Nous avons travaillé avec :
-
la facilitation systémique (pour comprendre les dynamiques profondes)
-
la libération émotionnelle (pour détendre ce qui était trop intense ou accumulé)
Résultat :
Nouveau regard, apaisement réel, capacité retrouvée de communiquer.
La tension a diminué, naturellement, sans forcer, simplement parce que l’énergie avait été libérée.

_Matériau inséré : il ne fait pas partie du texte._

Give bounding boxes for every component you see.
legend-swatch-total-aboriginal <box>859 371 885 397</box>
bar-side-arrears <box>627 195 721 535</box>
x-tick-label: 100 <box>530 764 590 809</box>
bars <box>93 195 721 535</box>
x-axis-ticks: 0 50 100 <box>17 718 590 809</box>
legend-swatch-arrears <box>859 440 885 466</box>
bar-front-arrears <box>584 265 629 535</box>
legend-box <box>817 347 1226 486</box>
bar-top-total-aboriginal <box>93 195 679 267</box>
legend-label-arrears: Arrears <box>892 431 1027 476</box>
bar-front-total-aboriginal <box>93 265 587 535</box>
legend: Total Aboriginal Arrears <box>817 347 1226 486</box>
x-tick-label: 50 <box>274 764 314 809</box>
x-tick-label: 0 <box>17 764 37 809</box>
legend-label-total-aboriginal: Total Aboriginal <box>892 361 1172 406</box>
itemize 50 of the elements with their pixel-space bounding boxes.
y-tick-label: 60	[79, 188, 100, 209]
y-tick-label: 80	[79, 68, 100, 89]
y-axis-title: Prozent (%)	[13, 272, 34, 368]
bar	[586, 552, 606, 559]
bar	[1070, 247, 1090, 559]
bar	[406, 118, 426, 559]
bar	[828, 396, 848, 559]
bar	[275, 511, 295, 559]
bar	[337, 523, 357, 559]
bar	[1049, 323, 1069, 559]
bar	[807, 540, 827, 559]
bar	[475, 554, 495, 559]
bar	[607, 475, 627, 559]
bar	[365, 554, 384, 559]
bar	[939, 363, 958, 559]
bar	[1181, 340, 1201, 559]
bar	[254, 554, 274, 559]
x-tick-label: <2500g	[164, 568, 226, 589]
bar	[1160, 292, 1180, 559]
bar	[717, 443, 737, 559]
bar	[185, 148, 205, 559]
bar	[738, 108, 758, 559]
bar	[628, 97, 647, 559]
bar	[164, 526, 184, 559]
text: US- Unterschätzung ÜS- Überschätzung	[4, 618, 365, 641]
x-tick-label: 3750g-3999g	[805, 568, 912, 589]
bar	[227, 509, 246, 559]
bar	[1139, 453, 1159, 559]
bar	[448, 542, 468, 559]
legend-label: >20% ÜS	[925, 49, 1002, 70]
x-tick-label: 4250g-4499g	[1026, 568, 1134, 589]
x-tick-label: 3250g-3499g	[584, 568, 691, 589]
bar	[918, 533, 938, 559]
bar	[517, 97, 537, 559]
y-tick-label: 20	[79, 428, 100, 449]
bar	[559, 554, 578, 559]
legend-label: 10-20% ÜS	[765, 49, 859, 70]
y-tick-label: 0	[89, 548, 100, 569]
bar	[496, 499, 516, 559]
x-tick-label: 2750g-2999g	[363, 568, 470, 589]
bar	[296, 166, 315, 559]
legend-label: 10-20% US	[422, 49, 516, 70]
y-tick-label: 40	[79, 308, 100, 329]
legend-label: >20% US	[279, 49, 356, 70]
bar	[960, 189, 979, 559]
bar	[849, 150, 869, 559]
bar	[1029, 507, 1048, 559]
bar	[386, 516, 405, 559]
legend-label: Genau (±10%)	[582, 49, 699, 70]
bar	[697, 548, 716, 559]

Ce que ces situations ont en commun
Dans tous les cas :
-
ce n’était pas un problème opérationnel
-
ce n’était pas un problème de compétences
-
ce n’était pas un problème de performance
C’était un problème d’énergie, d’émotions, de dynamique collective, de non-dits, de transitions mal accompagnées.
C’est invisible… mais c’est ce qui consomme le plus de temps, d’énergie, de concentration.
Et c’est souvent ce qui empêche de faire le travail.
S’en occuper aujourd’hui est toujours mieux que demain.
Les moments clés où l’énergie d’une équipe doit être travaillée
-
Création d’équipe : poser les fondations, les rôles, la mission
-
Départs et arrivées : reconnaître, accueillir, fluidifier
-
Changements de rôle : réajuster les places, les attentes, les responsabilités
-
Réorganisation ou changements de stratégie : aider chacun à retrouver un cap
-
Crises ou périodes difficiles : remettre de la clarté et du soutien
-
Tensions relationnelles, qu’elles concernent 2 personnes ou tout un sous-groupe
-
Besoin d’avancer vite sur un projet complexe
-
Perte de repères : prioriser, repréciser le sens, décider plus facilement
-
Besoin de créativité collective : penser autrement, co-créer
-
Évolution des processus, rituels, modes de coopération
Dans toutes ces étapes, l’enjeu n’est pas seulement organisationnel.
Il est émotionnel, humain, relationnel, énergétique.
Les pratiques utiles pour prendre soin de cette énergie
1. Approche systémique
Voir autrement ce qui bloque, remettre du mouvement, clarifier les places, comprendre ce qui appartient à qui.
2. Libération émotionnelle
Quand les émotions sont intenses, enfouies ou désagréables — permettre à chacun de retrouver calme et lucidité.
3. Intelligence collective & gouvernance partagée
Pour décider ensemble, définir les rôles, organiser les processus, se répartir les responsabilités, revisiter les rituels.
4. Intelligence intuitive
Pour éclairer une situation autrement, comprendre ce qui se joue derrière les apparences, ouvrir des options nouvelles.
Ces pratiques ne sont pas “à part” du travail.
Elles soutiennent le travail.
Elles créent un environnement où les décisions sont plus fluides, les tensions moins lourdes, et l’équipe plus mature.
Pourquoi j’accompagne les équipes sur ces dynamiques
Parce que l’énergie d’une équipe est un capital.
Un capital fragile, mais essentiel.
Lorsqu’elle circule bien :
-
les décisions sont plus rapides
-
les tensions s’apaisent
-
la créativité augmente
-
les relations se fluidifient
-
les transitions sont vécues sans s’épuiser
Et surtout : chacun peut se consacrer à son travail avec un esprit plus clair.
Prendre soin de cet invisible, c’est en réalité prendre soin du concret.